SWA now own the freehold, so KPH’s best hope for survival is to obtain listing as an English Heritage building. Power sees the best case scenario as the pub being bought by the community, which would keep the freehold safe. Without such a move, even if KPH survives in the short term, the speculators will start circling again soon enough.

Power’s legal battle has forced SWA to back down on its plans, revealed in court papers, to change the ground floor “from a public house to another commercial use” but of course this is no guarantee that what replaces the KPH will be anything other than more sanitary gentrification in an area fast losing its charm.

Sitting with him in the bar downstairs, it became clear that profit is not Power’s driving force. In fact, Power had the aura of a Laotian Buddhist monk, speaking with a knowing compassion that cut through ego and put his guests at ease.

As we sit, Power chats easily about politics, society, the local area and music. Having lived between Kilburn and Ladbroke Grove for 50 years, he believes passionately in the multi-cultural London that KPH is a part of. He states “I wouldn’t want to live anywhere else in London. It’s this mix of people that gives children an understanding of their fellow human beings”.

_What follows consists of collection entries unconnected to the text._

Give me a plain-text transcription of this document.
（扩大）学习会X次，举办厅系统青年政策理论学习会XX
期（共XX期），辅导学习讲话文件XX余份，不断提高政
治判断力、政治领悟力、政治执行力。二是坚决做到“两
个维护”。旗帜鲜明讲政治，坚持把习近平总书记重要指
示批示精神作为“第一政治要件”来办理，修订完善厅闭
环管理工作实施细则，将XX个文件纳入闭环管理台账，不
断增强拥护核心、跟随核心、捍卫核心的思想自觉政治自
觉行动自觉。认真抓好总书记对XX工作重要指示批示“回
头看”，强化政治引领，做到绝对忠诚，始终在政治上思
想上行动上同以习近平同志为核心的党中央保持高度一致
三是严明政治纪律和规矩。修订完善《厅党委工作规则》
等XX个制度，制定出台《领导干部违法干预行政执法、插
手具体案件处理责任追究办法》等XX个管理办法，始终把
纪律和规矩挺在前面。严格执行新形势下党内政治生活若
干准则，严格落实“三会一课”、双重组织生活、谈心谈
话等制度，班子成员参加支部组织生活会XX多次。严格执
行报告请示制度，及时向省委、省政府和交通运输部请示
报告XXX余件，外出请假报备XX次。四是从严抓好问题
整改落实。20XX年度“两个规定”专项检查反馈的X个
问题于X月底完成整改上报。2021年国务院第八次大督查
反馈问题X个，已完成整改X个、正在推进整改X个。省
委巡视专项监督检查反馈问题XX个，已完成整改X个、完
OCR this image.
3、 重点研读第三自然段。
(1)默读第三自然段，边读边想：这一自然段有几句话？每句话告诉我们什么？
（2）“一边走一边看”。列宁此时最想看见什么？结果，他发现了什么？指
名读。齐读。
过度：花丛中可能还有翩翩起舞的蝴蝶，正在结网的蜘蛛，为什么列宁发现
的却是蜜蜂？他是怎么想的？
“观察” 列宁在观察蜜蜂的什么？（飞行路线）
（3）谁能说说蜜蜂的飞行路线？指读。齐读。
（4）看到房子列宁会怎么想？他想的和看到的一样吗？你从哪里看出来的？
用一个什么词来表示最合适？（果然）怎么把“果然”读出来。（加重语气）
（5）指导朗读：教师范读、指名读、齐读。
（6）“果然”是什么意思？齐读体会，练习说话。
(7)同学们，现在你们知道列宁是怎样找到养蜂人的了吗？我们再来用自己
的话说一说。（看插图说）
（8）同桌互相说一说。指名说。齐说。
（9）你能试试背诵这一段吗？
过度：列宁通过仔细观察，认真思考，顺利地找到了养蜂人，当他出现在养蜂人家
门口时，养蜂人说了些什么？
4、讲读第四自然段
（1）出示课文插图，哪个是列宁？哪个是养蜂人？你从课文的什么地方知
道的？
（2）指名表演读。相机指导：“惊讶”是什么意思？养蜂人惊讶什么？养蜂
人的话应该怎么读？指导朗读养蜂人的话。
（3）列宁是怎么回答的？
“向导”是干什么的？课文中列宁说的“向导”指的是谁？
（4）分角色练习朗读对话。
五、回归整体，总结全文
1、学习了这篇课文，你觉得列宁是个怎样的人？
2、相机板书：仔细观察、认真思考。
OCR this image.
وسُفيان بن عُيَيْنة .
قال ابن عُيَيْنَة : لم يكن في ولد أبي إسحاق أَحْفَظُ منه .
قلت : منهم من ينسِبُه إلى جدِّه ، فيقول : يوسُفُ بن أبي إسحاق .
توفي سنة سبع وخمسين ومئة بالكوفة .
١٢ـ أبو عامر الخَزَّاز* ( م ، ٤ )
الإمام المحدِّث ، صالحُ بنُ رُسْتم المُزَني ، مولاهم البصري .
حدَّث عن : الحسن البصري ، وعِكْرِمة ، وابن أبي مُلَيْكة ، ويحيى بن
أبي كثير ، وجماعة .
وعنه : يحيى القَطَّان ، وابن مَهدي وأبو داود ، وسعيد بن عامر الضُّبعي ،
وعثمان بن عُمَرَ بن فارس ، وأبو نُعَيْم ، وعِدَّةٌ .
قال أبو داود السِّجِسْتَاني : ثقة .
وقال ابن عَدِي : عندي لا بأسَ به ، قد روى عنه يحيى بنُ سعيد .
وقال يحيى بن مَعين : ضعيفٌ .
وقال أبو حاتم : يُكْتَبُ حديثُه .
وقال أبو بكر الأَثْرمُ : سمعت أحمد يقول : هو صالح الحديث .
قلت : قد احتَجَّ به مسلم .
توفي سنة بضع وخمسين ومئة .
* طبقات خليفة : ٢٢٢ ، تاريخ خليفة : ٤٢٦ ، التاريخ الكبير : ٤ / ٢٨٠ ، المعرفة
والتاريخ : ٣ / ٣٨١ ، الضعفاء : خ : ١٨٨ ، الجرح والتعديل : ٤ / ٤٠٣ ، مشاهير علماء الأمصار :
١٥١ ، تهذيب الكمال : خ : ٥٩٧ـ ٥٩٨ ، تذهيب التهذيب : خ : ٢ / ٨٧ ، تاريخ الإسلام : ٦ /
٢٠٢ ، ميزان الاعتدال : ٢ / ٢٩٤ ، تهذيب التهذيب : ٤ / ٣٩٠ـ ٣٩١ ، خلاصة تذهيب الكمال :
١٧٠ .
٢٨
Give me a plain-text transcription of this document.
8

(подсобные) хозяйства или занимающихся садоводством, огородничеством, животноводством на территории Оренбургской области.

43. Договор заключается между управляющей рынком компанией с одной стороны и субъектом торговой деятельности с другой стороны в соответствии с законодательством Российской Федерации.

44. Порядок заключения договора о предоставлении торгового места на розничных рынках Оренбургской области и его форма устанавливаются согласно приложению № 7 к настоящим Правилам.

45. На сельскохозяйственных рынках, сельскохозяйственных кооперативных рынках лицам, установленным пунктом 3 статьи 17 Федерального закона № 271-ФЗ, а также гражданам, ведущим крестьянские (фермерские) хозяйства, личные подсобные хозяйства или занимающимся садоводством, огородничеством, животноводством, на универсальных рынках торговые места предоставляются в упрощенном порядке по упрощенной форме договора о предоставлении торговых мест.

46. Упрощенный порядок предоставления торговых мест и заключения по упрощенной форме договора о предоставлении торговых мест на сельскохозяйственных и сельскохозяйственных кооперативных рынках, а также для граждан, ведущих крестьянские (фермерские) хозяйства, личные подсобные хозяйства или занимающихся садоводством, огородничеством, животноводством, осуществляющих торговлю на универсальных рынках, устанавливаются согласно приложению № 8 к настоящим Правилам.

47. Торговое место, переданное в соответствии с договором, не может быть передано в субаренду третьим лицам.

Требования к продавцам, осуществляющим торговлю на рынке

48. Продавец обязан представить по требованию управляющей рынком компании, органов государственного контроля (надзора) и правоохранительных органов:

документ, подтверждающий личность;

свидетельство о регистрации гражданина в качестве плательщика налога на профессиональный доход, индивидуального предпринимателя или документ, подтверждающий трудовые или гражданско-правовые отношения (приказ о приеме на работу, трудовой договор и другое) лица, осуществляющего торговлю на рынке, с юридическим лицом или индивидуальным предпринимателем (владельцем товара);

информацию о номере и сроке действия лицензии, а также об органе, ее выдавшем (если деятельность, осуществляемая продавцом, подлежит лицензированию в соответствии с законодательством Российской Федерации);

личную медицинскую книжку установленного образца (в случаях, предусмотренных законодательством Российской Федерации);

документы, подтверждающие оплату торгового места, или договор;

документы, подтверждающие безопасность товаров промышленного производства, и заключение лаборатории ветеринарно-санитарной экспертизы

As he held court, Power broke off now and again from the KPH story to make observations on politics or on passers-by. He seems to understand how all things are connected. At one point he stopped what he was saying and pointed at three women wearing hijabs over the road, holding an animated conversation as they rooted around in their handbags. “I bet those ladies have got some stories to tell” he says. He reflects on gentrification and the destruction of inclusive communities, drawing a straight line between a society in which some people have no sense of belonging and the decision of some Londoners to travel to Syria to join ISIS. And this connects to the UK’s planning laws, which he describes as “so wide that they’re written for the developer” with loopholes that allow investors to evade the building of social housing.

But Vince Power is no nostalgic romantic, he has made things happen throughout his career. The transformation of the KPH has been remarkable and he has balanced the need for change with preserving the pub’s inclusivity. Down the road is a mental health day care centre and Power is happy to welcome its patients for their lunchtime drink, unlike some local landlords. Prior to the KPH, Power made his name running the Mean Fiddler, Benicàssim among other festivals, as well as organising the Sex Pistols’ Finsbury Park reunion. Locally, Power had Subterranea and the Ion Bar, which is now Sainsburys Local.

Vince Power at the KPH on Ladbroke Grove. Photos by Angel Lewis.
Vince Power at the KPH on Ladbroke Grove. Photo by Angel Lewis.

KPH is a viable, profitable business with great potential. Unlike SWA’s plans for the building, it works. The only access to the rooms upstairs is through the pub, so how it can be changed in to flats while maintaining a public house downstairs is a mystery yet to be explained by the speculators.

The few remaining venues like KPH generate much of the interest in North Kensington that attracts the tourists and investors. They represent the area’s last stand against the imposition of an arid future. The Grove’s qualities are traded on to make money, but once they’re gone, the value they provided will be gone too. In this way gentrification destroys the thing that was used to attract people in the first place.